[En-Nut-Discussion] Bitbanging Drivers: Configuration in library or user code

Harald Kipp harald.kipp at egnite.de
Fri Sep 28 12:42:16 CEST 2012

Hi Uwe,

On 28.09.2012 11:33, Uwe Bonnes wrote:
> the advantage of the bitbangig drivers is that they can use any GPIO
> pin.

This is just one aspect. Another idea behind the GPIO API is, that you can get a new board up and running without much effort. Porting the Nut/OS kernel to a new platform can be done in a few days. But Nut/OS is not very interesting as a kernel, it's main advantage is peripheral support. If we have a number of platform independent bit-banging drivers based on the GPIO API, you only need to port this API first, which should be quite easy. As soon as this is done, you may use I2C, SPI and more, based on the GPIO drivers. That further means, that you can access FAT formatted memory cards, calendar chips, serial flash etc. with standard C I/O functions.

When more time is available, you may add better drivers using the peripheral hardware of that chip.

> At the moment most bitbanging driver however use fixed pins at library
> compile time for these bitbanging things. Changing the default pins requires
> the whole ethernut chain, with a change in the <board>.conf file and
> eventually even in include/<arch>/<subarch>/dev/board.h and a recompile of
> the library.

This highly depends on the GPIO API. At least for the AVR there are 2 versions of the GPIO API.

1. Runtime version
2. Compile time version

The runtime version provides callable functions like GpioPinGet() or GpioPinSet(), which allow to select any port bit during runtime without recompiling. The disadvantage is, that they create a lot of processor overhead.

The compile time version uses macros and produces optimal code, like sbi or cbi (set/clear bit) resulting in a single cycle instruction.

Apart from the AVR, both APIs are available in portable form as well:

The runtime version is provided by arch/avr32/dev/gpio_nutos.c for the AVR32, arch/arm/dev/atmel/gpio_at91.c for the AT91 family, arch/avr/dev/gpio_avr.c for the AVR and more...

The compile time version is provided by include/cfg/arch/porttran.h.
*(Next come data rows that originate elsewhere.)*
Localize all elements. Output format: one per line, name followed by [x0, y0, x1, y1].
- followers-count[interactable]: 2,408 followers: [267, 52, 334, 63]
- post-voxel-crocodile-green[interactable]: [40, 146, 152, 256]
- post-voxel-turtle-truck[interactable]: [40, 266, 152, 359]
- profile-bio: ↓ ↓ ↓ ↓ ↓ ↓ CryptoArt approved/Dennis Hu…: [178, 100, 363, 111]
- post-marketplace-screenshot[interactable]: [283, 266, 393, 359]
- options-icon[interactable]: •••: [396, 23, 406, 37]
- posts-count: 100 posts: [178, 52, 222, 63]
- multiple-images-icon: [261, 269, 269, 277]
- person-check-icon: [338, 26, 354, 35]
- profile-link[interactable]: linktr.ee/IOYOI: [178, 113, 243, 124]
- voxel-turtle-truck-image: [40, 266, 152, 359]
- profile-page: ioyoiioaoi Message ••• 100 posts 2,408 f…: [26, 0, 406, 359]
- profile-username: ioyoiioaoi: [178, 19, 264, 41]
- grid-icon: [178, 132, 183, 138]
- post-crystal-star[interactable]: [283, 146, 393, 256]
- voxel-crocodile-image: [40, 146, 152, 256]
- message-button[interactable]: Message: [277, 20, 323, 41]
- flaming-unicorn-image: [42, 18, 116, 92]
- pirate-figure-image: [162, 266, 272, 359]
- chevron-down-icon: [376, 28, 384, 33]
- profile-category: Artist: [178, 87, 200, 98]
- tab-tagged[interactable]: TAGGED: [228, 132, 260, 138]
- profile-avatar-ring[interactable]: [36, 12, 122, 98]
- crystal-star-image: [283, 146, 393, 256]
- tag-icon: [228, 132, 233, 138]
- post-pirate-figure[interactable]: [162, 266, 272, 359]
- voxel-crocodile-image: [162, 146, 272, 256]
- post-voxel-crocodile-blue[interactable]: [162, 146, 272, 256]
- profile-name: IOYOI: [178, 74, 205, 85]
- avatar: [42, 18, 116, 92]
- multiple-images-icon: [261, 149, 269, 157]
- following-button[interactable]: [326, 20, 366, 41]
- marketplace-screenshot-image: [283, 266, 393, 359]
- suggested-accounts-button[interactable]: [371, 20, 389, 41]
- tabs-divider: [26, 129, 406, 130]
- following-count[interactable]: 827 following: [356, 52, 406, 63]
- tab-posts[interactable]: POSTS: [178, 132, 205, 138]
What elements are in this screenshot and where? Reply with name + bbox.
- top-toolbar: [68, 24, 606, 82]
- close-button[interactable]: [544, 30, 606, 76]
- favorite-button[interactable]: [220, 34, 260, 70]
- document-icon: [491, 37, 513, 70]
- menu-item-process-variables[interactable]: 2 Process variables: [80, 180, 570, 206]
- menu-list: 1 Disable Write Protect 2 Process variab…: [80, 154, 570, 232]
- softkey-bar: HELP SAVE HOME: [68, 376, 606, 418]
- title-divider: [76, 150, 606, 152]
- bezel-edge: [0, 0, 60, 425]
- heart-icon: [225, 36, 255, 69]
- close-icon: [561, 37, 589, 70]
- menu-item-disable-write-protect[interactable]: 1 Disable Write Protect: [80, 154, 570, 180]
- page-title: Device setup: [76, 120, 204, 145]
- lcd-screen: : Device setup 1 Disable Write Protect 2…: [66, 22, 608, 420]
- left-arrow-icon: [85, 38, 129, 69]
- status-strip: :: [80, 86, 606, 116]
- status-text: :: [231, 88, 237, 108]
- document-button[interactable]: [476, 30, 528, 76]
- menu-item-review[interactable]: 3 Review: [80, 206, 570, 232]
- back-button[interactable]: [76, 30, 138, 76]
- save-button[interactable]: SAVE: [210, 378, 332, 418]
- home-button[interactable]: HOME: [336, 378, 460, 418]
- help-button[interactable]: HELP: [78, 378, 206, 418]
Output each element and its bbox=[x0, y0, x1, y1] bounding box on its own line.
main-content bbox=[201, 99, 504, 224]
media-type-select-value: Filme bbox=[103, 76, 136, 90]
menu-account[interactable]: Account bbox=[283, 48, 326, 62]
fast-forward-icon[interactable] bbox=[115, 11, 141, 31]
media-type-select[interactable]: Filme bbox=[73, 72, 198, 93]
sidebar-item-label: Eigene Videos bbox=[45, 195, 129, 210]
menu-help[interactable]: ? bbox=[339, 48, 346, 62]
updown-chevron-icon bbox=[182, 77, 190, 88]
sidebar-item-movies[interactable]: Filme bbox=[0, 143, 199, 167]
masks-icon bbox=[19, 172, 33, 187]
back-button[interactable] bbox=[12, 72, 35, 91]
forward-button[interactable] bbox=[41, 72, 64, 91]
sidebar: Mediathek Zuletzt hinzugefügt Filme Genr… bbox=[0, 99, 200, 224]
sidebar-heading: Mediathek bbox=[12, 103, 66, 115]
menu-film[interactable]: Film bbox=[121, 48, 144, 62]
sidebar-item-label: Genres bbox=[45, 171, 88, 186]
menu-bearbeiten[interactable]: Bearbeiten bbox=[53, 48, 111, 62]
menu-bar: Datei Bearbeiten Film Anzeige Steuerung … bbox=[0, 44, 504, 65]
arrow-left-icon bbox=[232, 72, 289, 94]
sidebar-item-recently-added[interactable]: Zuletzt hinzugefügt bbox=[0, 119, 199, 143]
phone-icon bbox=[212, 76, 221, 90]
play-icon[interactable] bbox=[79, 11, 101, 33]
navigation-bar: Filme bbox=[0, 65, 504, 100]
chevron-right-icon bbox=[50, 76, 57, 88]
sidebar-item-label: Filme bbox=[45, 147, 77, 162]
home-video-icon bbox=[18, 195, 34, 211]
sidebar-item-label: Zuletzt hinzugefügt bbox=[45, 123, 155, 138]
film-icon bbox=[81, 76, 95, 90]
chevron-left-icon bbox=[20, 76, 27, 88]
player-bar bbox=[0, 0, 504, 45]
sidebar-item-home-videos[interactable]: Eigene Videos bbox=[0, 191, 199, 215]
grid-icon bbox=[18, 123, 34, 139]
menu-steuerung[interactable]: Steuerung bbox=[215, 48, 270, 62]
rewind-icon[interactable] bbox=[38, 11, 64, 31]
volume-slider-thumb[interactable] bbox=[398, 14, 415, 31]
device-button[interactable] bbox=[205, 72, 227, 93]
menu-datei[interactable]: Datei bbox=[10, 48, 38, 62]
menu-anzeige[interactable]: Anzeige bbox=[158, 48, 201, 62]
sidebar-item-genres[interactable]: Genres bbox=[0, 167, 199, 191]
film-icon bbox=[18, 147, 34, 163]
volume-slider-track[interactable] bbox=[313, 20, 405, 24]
For performance reasons, most bit-banging drivers I wrote are based on porttran.h, but I still see fit for the runtime version, because not all port bit manipulations need to be fast. Beside that, the compile time macros can be confusing and the source code looks quite ugly.

Your latest changes to gpio_avr try to combine both, having the clean code of the runtime API without too much processor overhead.

> With a develoment board like an Arduino however, users probably don't want
> to develop NUTOS but only use it. Maybe the distributor of the board has
> already distributed per-compiled NUTOS libraries and so maybe there is no
> NUTOS infrastructre on the users PC at all. So if the users want to user
> other pins for configuration, they can't, if configuration is done in the
> library.
> So I strongly suggest doing configuration of bitbanging drivers in the user
> code. Ethernut should supply good defaults, but the user must be able to
> easily  define.

Good point, and that's what the runtime version of the GPIO API is for. Right now, the drivers do not offer any pin configuration, but that could be easily added. In the existing code you simply need to replace the macro definitions by variables.

> With the One-Wire implementation I have asked for feedback on a user code
> configurable driver. However there was no feedback so long. dev/owibus uses
> different code to register a owibus. I could use the same code if we pass a
> (GPIO PIN) user configuration when registering. Probably there are other
> ideas. Any thoughts?

I haven't done anything with 1wire so far, sorry.

In general I have another problem with your latest changes, but will open up a different thread for this.